The Ultimate Creamy Vegan Mac 'n Cheese

INGREDIENTS

  • 8 oz. gluten-free pasta (I used brown rice pasta)
  • 1 cup raw cashews, soaked for a few hours (you can also pour boiling water over them and let them sit for ~45 minutes if you're time-crunched)
  • 1/2 cup water
  • 2 Tbsp. full-fat coconut milk
  • 1/4 cup nutritional yeast
  • 2 cloves garlic, minced
  • 1 Tbsp lemon juice
  • 1 tsp smoked paprika
  • 2 Tbsp onions, chopped
  • 2 tsp smoked sea salt, or more to taste  

DIRECTIONS

  1. Cook pasta according to package directions until al dente. 
  2. While pasta is cooking, drain the cashews and discard the water.

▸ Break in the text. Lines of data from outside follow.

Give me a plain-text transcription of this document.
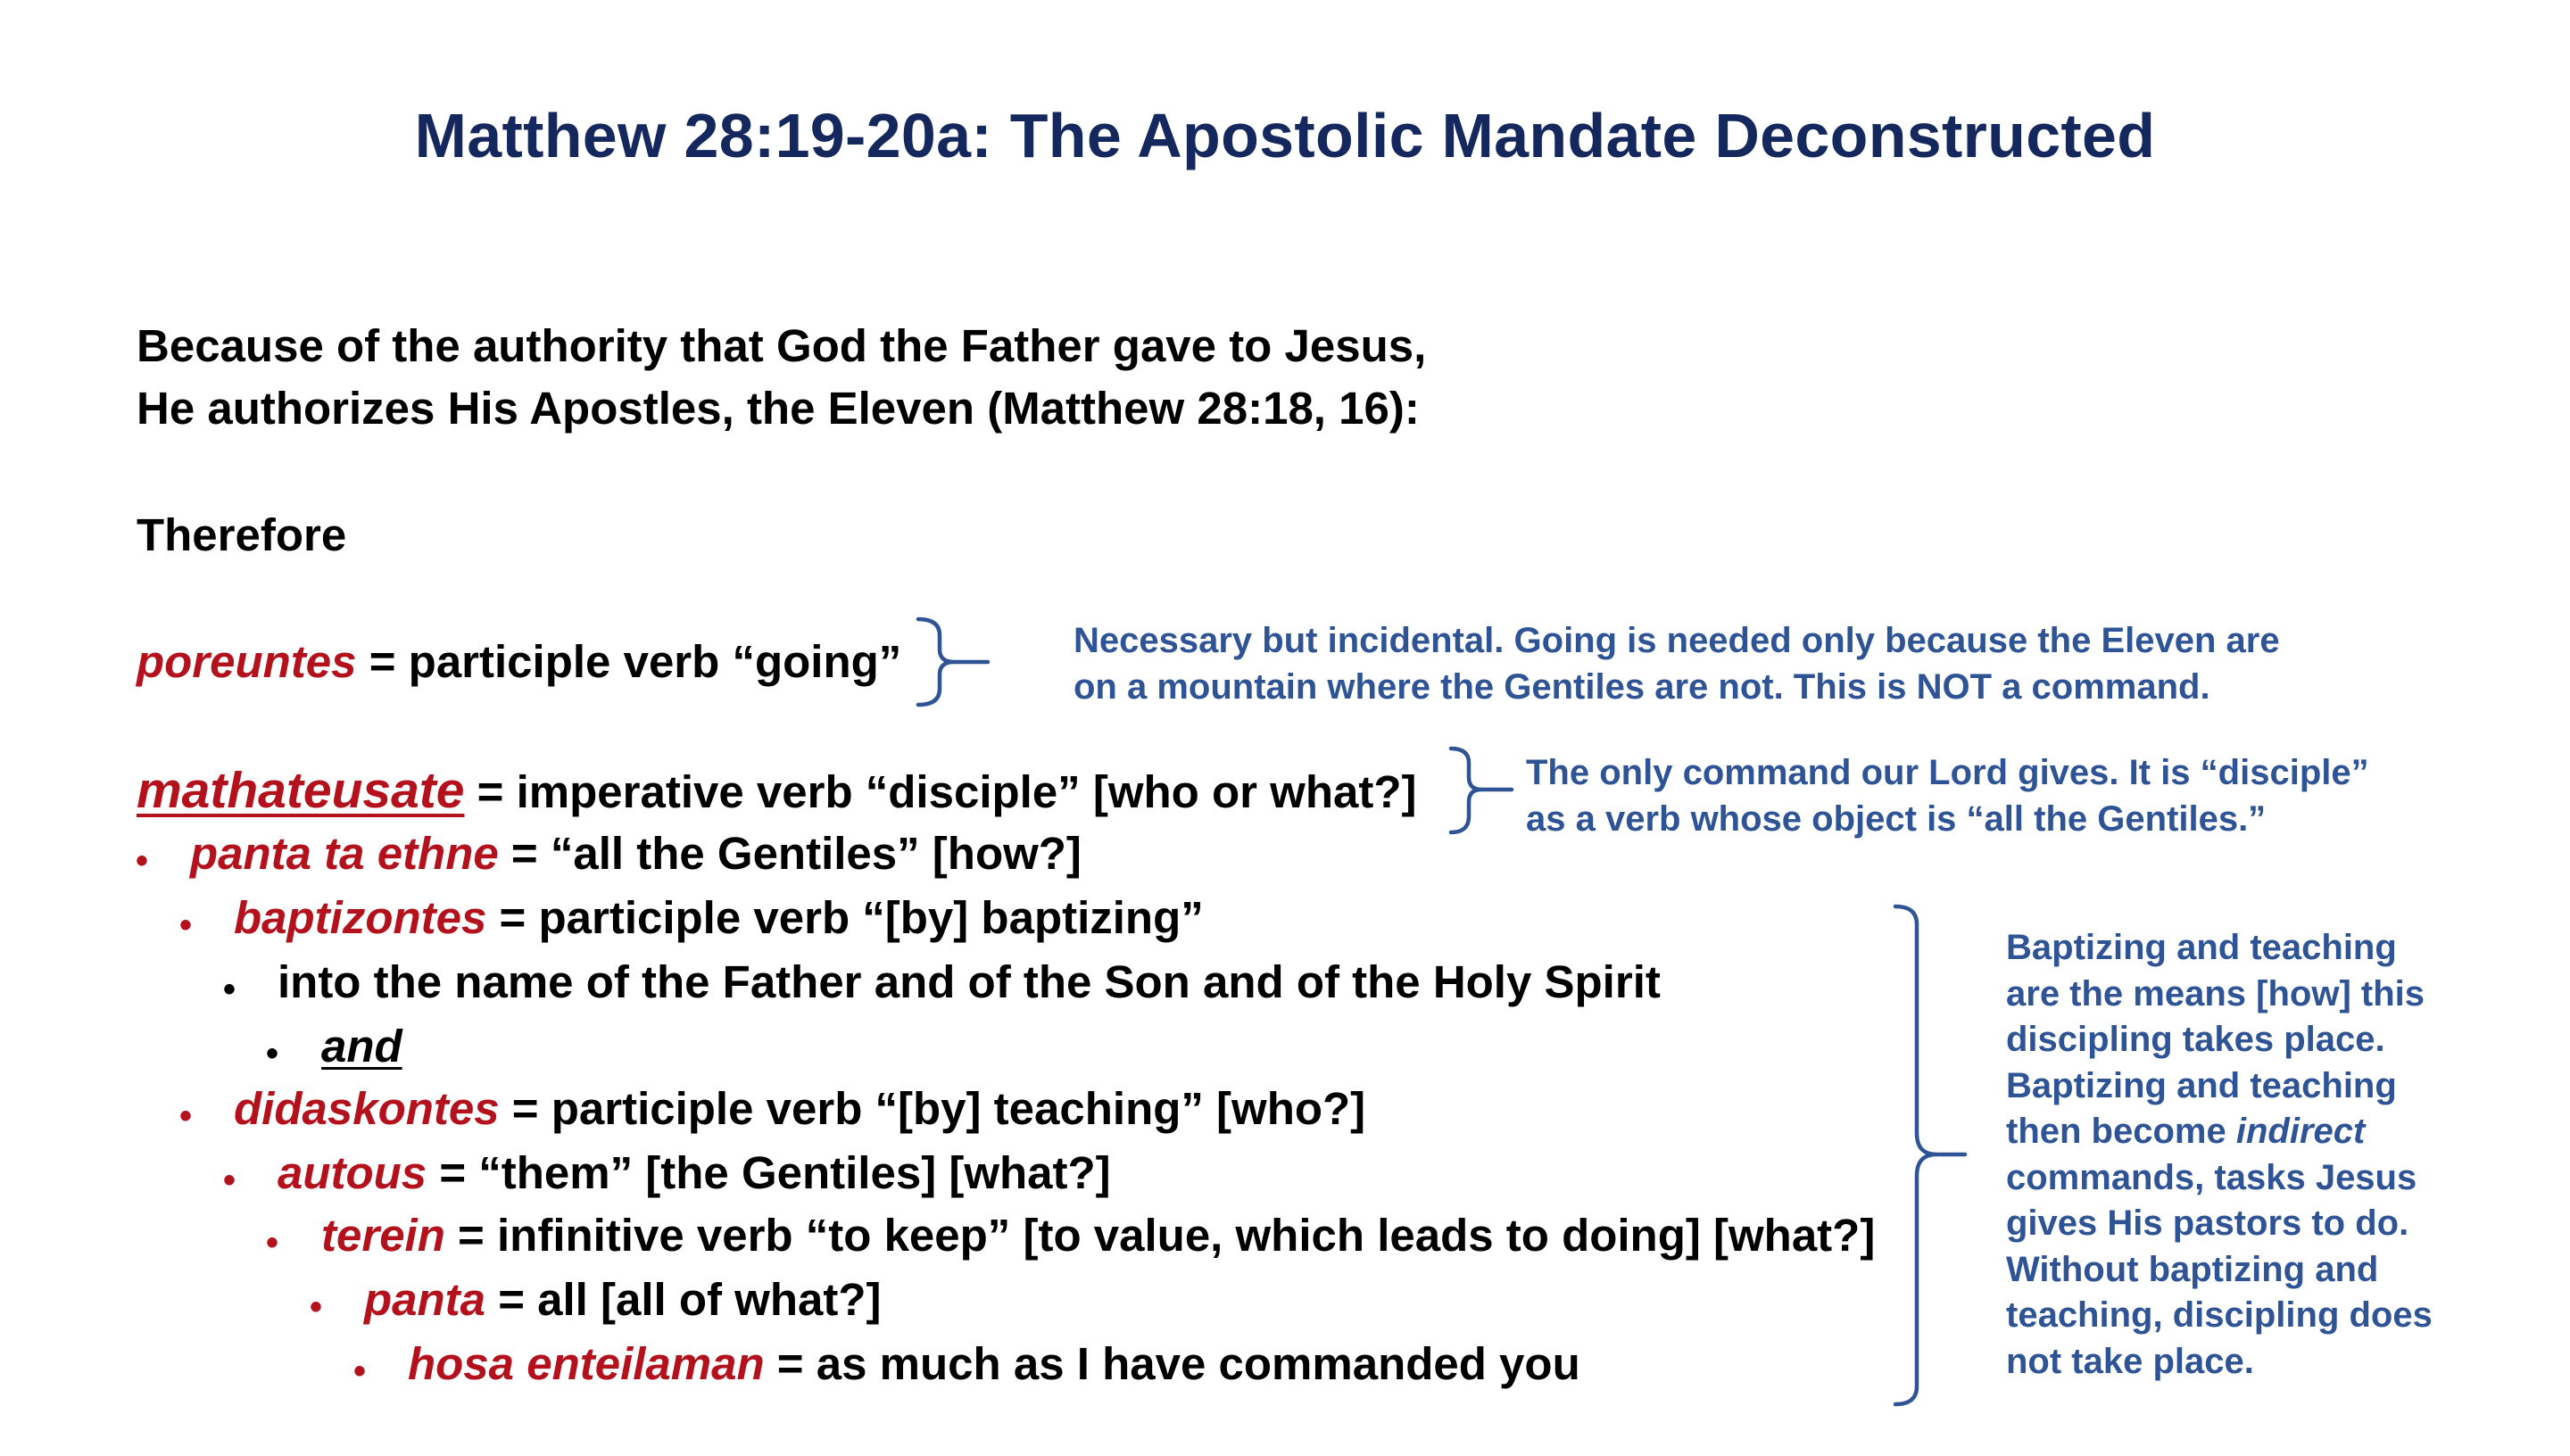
Matthew 28:19-20a: The Apostolic Mandate Deconstructed
Because of the authority that God the Father gave to Jesus,
He authorizes His Apostles, the Eleven (Matthew 28:18, 16):
Therefore
poreuntes = participle verb “going”
mathateusate = imperative verb “disciple” [who or what?]
• panta ta ethne = “all the Gentiles” [how?]
• baptizontes = participle verb “[by] baptizing”
• into the name of the Father and of the Son and of the Holy Spirit
• and
• didaskontes = participle verb “[by] teaching” [who?]
• autous = “them” [the Gentiles] [what?]
• terein = infinitive verb “to keep” [to value, which leads to doing] [what?]
• panta = all [all of what?]
• hosa enteilaman = as much as I have commanded you
Necessary but incidental. Going is needed only because the Eleven are
on a mountain where the Gentiles are not. This is NOT a command.
The only command our Lord gives. It is “disciple”
as a verb whose object is “all the Gentiles.”
Baptizing and teaching
are the means [how] this
discipling takes place.
Baptizing and teaching
then become indirect
commands, tasks Jesus
gives His pastors to do.
Without baptizing and
teaching, discipling does
not take place.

In a high-speed blender, blend together the cashews, water, garlic, coconut milk, lemon juice, nutritional yeast, paprika, onions, and smoked sea salt until it becomes a creamy consistency.
  3. Pour over pasta and mix until pasta is fully coated.
  4. Add roasted vegetables (optional, but encouraged!) and enjoy!

 

This vegan mac 'n cheese dish fits into that sweet spot between foods that taste delicious and foods that are good for you.